People are heard now, more than ever before. With the rise of social media and blogging sites, it is now easy for the average person to spill their proverbial two cents out onto a blank screen and post it for anyone and everyone to see.
Whether it’s a Facebook status, a Tweet, or a text post on Tumblr, we are a generation that is obsessed with voicing our opinions – that is, to the people who are most likely to agree with us: our friends
It’s easy to rant online when you know that, for the most part, you will be met with words of encouragement or affirmation. But how likely would people be to post their thoughts and feelings that are not the norm? That goes against the grain of those values that are accepted and utilized by their peers?
The smartphone application, Yik Yak, allows users to talk to people via a live feed featuring other users around them, all while remaining anonymous – like a twitter stream with no names or pictures.
People residing in Bourbonnais, whether they attend this University or not, or going to see a feed that mostly consists of Olivet students.
As one might suspect, not everyone is spending their weekends in group bible studies. The anonymity of the application, for many users, is more than casual fun. It’s a way to vent their true feelings; the ones that they feel they may be criticized or shunned for were they to proclaim them publicly.

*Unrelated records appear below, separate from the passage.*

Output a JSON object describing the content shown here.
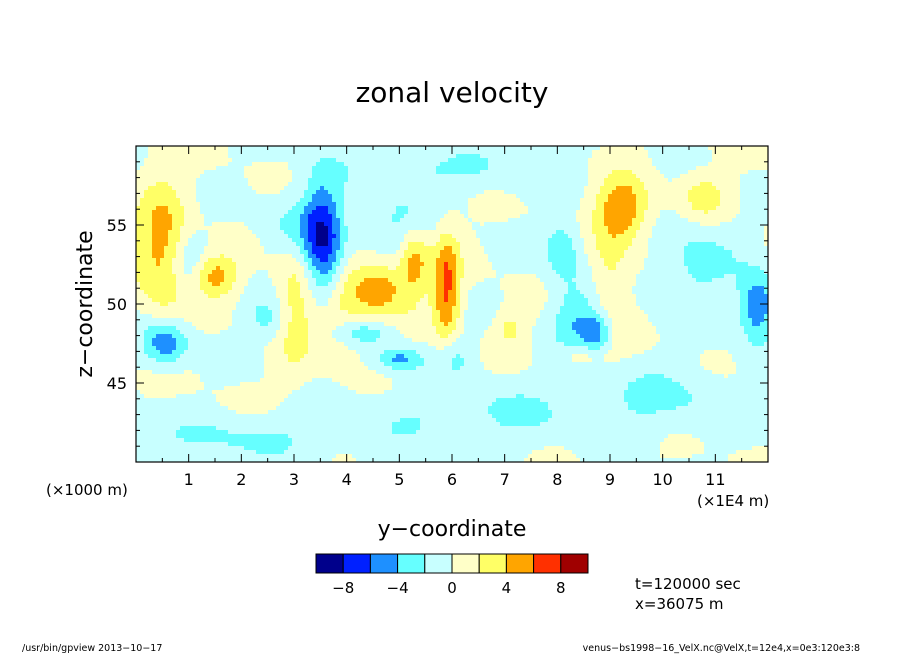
{
  "chart_data": {
    "type": "heatmap",
    "title": "zonal velocity",
    "xlabel": "y−coordinate",
    "ylabel": "z−coordinate",
    "x_units_left": "(×1000 m)",
    "x_units_right": "(×1E4 m)",
    "xlim": [
      0,
      12
    ],
    "ylim": [
      40,
      60
    ],
    "x_ticks": [
      1,
      2,
      3,
      4,
      5,
      6,
      7,
      8,
      9,
      10,
      11
    ],
    "x_tick_labels": [
      "1",
      "2",
      "3",
      "4",
      "5",
      "6",
      "7",
      "8",
      "9",
      "10",
      "11"
    ],
    "y_ticks": [
      45,
      50,
      55
    ],
    "y_tick_labels": [
      "45",
      "50",
      "55"
    ],
    "colorbar": {
      "levels": [
        -10,
        -8,
        -6,
        -4,
        -2,
        0,
        2,
        4,
        6,
        8,
        10
      ],
      "colors": [
        "#00008b",
        "#0020ff",
        "#1e90ff",
        "#66ffff",
        "#c8ffff",
        "#ffffc8",
        "#ffff66",
        "#ffa500",
        "#ff3000",
        "#a00000"
      ],
      "tick_values": [
        -8,
        -4,
        0,
        4,
        8
      ],
      "tick_labels": [
        "−8",
        "−4",
        "0",
        "4",
        "8"
      ]
    },
    "blobs": [
      {
        "x": 0.5,
        "z": 53.5,
        "sx": 0.35,
        "sz": 3.0,
        "a": 5.0
      },
      {
        "x": 1.5,
        "z": 51.8,
        "sx": 0.3,
        "sz": 0.9,
        "a": 5.0
      },
      {
        "x": 1.0,
        "z": 52.5,
        "sx": 0.25,
        "sz": 1.5,
        "a": -2.5
      },
      {
        "x": 0.55,
        "z": 47.5,
        "sx": 0.3,
        "sz": 1.0,
        "a": -6.0
      },
      {
        "x": 3.0,
        "z": 50.0,
        "sx": 0.25,
        "sz": 3.0,
        "a": 3.0
      },
      {
        "x": 2.5,
        "z": 49.0,
        "sx": 0.3,
        "sz": 1.0,
        "a": -2.5
      },
      {
        "x": 3.55,
        "z": 53.5,
        "sx": 0.25,
        "sz": 3.0,
        "a": -6.5
      },
      {
        "x": 3.2,
        "z": 55.0,
        "sx": 0.5,
        "sz": 1.5,
        "a": -3.0
      },
      {
        "x": 3.7,
        "z": 49.0,
        "sx": 0.35,
        "sz": 2.0,
        "a": 3.0
      },
      {
        "x": 4.6,
        "z": 51.0,
        "sx": 0.4,
        "sz": 1.3,
        "a": 5.5
      },
      {
        "x": 4.3,
        "z": 48.2,
        "sx": 0.45,
        "sz": 0.6,
        "a": -3.0
      },
      {
        "x": 5.0,
        "z": 46.5,
        "sx": 0.3,
        "sz": 0.5,
        "a": -4.5
      },
      {
        "x": 5.3,
        "z": 52.8,
        "sx": 0.2,
        "sz": 1.5,
        "a": 5.0
      },
      {
        "x": 5.0,
        "z": 55.0,
        "sx": 0.5,
        "sz": 1.5,
        "a": -2.5
      },
      {
        "x": 5.9,
        "z": 51.0,
        "sx": 0.18,
        "sz": 2.5,
        "a": 6.5
      },
      {
        "x": 6.05,
        "z": 46.8,
        "sx": 0.25,
        "sz": 1.0,
        "a": -2.5
      },
      {
        "x": 7.1,
        "z": 48.5,
        "sx": 0.2,
        "sz": 0.8,
        "a": 2.5
      },
      {
        "x": 8.1,
        "z": 53.5,
        "sx": 0.25,
        "sz": 1.5,
        "a": -3.5
      },
      {
        "x": 8.3,
        "z": 49.0,
        "sx": 0.3,
        "sz": 1.5,
        "a": -3.5
      },
      {
        "x": 8.75,
        "z": 48.2,
        "sx": 0.2,
        "sz": 1.0,
        "a": -5.0
      },
      {
        "x": 8.5,
        "z": 46.8,
        "sx": 0.35,
        "sz": 0.5,
        "a": 2.5
      },
      {
        "x": 9.25,
        "z": 56.0,
        "sx": 0.35,
        "sz": 1.5,
        "a": 6.0
      },
      {
        "x": 9.0,
        "z": 51.5,
        "sx": 0.25,
        "sz": 2.5,
        "a": 2.5
      },
      {
        "x": 10.6,
        "z": 52.5,
        "sx": 0.6,
        "sz": 2.0,
        "a": -2.5
      },
      {
        "x": 10.8,
        "z": 56.8,
        "sx": 0.3,
        "sz": 1.0,
        "a": 3.0
      },
      {
        "x": 11.8,
        "z": 49.8,
        "sx": 0.25,
        "sz": 1.5,
        "a": -6.0
      },
      {
        "x": 6.5,
        "z": 43.0,
        "sx": 1.5,
        "sz": 1.5,
        "a": -2.2
      },
      {
        "x": 2.0,
        "z": 41.5,
        "sx": 1.5,
        "sz": 1.0,
        "a": -2.2
      },
      {
        "x": 10.0,
        "z": 44.0,
        "sx": 1.0,
        "sz": 1.5,
        "a": -2.2
      },
      {
        "x": 6.0,
        "z": 58.5,
        "sx": 1.5,
        "sz": 1.0,
        "a": -2.2
      }
    ]
  },
  "info": {
    "time": "t=120000 sec",
    "position": "x=36075 m"
  },
  "footer": {
    "left": "/usr/bin/gpview   2013−10−17",
    "right": "venus−bs1998−16_VelX.nc@VelX,t=12e4,x=0e3:120e3:8"
  }
}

You hardly see a Facebook post that looks like many of the posts uploaded to Yik Yak.
It’s no mystery why this is – a school with a highly esteemed reputation such as Olivet’s can leave some buckling under the pressure to fit the bill. Are you Christian enough? Are you clean enough? Are you good enough?
Others express the ways in which their spiritual growth has been stunted, rather than fostered, by the expectations that they feel that they can only fall short of.

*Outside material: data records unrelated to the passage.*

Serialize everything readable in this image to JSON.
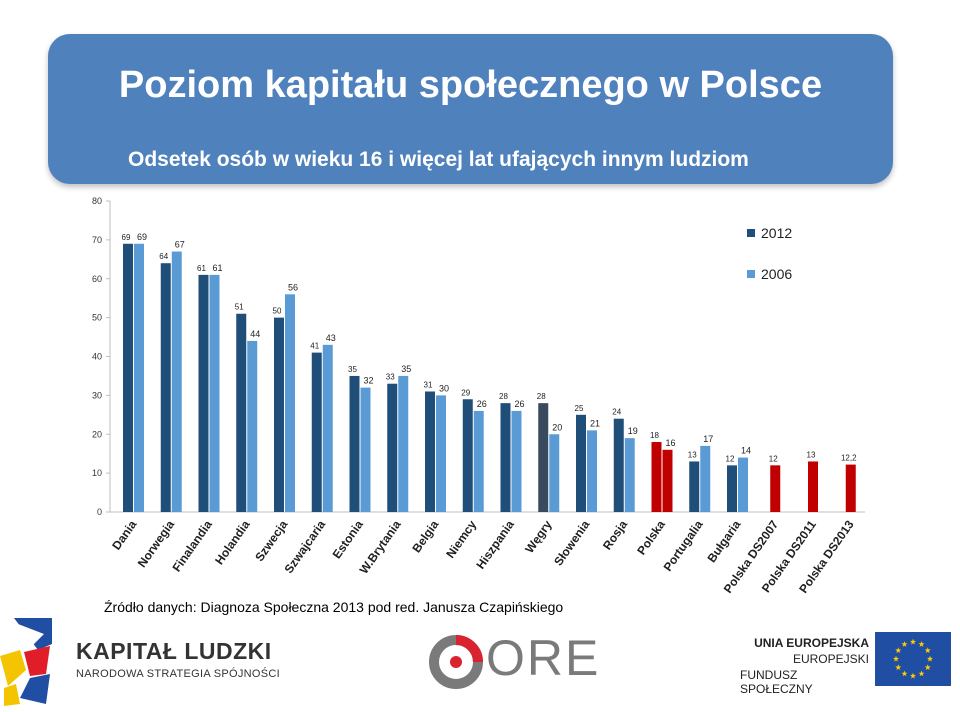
{
  "header": {
    "title": "Poziom kapitału społecznego w Polsce",
    "subtitle": "Odsetek osób w wieku 16 i więcej lat ufających innym ludziom"
  },
  "source": "Źródło danych: Diagnoza Społeczna 2013 pod red. Janusza Czapińskiego",
  "logos": {
    "kapital_title": "KAPITAŁ LUDZKI",
    "kapital_sub": "NARODOWA STRATEGIA SPÓJNOŚCI",
    "ore": "ORE",
    "ue_line1": "UNIA EUROPEJSKA",
    "ue_line2": "EUROPEJSKI",
    "ue_line3": "FUNDUSZ SPOŁECZNY"
  },
  "colors": {
    "banner": "#4f81bd",
    "s2012": "#1f4e79",
    "s2006": "#5b9bd5",
    "wegry2012": "#3a4a5e",
    "polska": "#c00000"
  },
  "chart_data": {
    "type": "bar",
    "ylim": [
      0,
      80
    ],
    "yticks": [
      0,
      10,
      20,
      30,
      40,
      50,
      60,
      70,
      80
    ],
    "legend_position": "top-right",
    "categories": [
      "Dania",
      "Norwegia",
      "Finalandia",
      "Holandia",
      "Szwecja",
      "Szwajcaria",
      "Estonia",
      "W.Brytania",
      "Belgia",
      "Niemcy",
      "Hiszpania",
      "Węgry",
      "Słowenia",
      "Rosja",
      "Polska",
      "Portugalia",
      "Bułgaria",
      "Polska DS2007",
      "Polska DS2011",
      "Polska DS2013"
    ],
    "series": [
      {
        "name": "2012",
        "values": [
          69,
          64,
          61,
          51,
          50,
          41,
          35,
          33,
          31,
          29,
          28,
          28,
          25,
          24,
          18,
          13,
          12,
          12,
          13,
          12.2
        ],
        "labels": [
          "69",
          "64",
          "61",
          "51",
          "50",
          "41",
          "35",
          "33",
          "31",
          "29",
          "28",
          "28",
          "25",
          "24",
          "18",
          "13",
          "12",
          "12",
          "13",
          "12,2"
        ]
      },
      {
        "name": "2006",
        "values": [
          69,
          67,
          61,
          44,
          56,
          43,
          32,
          35,
          30,
          26,
          26,
          20,
          21,
          19,
          16,
          17,
          14,
          null,
          null,
          null
        ],
        "labels": [
          "69",
          "67",
          "61",
          "44",
          "56",
          "43",
          "32",
          "35",
          "30",
          "26",
          "26",
          "20",
          "21",
          "19",
          "16",
          "17",
          "14",
          "",
          "",
          ""
        ]
      }
    ]
  }
}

Judgment from other people is inevitable. The power to provoke change for the greater good is worth a little criticism.
But this doesn’t just happen on an app – it happens in those whispers of conversation you hear in passing on the floor of your dorm building, in bathrooms, or in the dining hall.
As valid and sincere as these concerns may be, they are in no way helpful. Not to the commentator and not to the community, not in the long run.
Strangers on a train is a phenomena that is very real – people do feel a sense of relief after confessing their troubles and trials to a stranger, to an unfamiliar face, or even to no face at all. But that relief is temporary.
When you feel that, in your heart, there is a problem, you have inherited the duty of eradicating it. The first step is almost always speaking out.
The worst people can do is judge you, just as they will if you say nothing at all. Judgment from other people is inevitable. The power to provoke change for the greater good is worth a little criticism.
The GlimmerGlass staff are people who voice opinions that aren’t always in alignment with the assumed culture of Olivet. We’re provocative, we’re stern, and at times we have been risky. And we always put out names next to our work. The staff owns their words.
The writers on this staff are no different than any other student on campus with a heavy heart. We all have something to lose, and yet we are still willing to put ourselves out there. We challenge you to be risk takers too.
It can start right now – Own your words, own your thoughts, on your feelings, whether that’s on your favorite social media site (with your name displayed proudly), on a public blog, or even with your campus paper (We’ve got your back).
After all, what merit does your opinion have if even you won’t stand by it?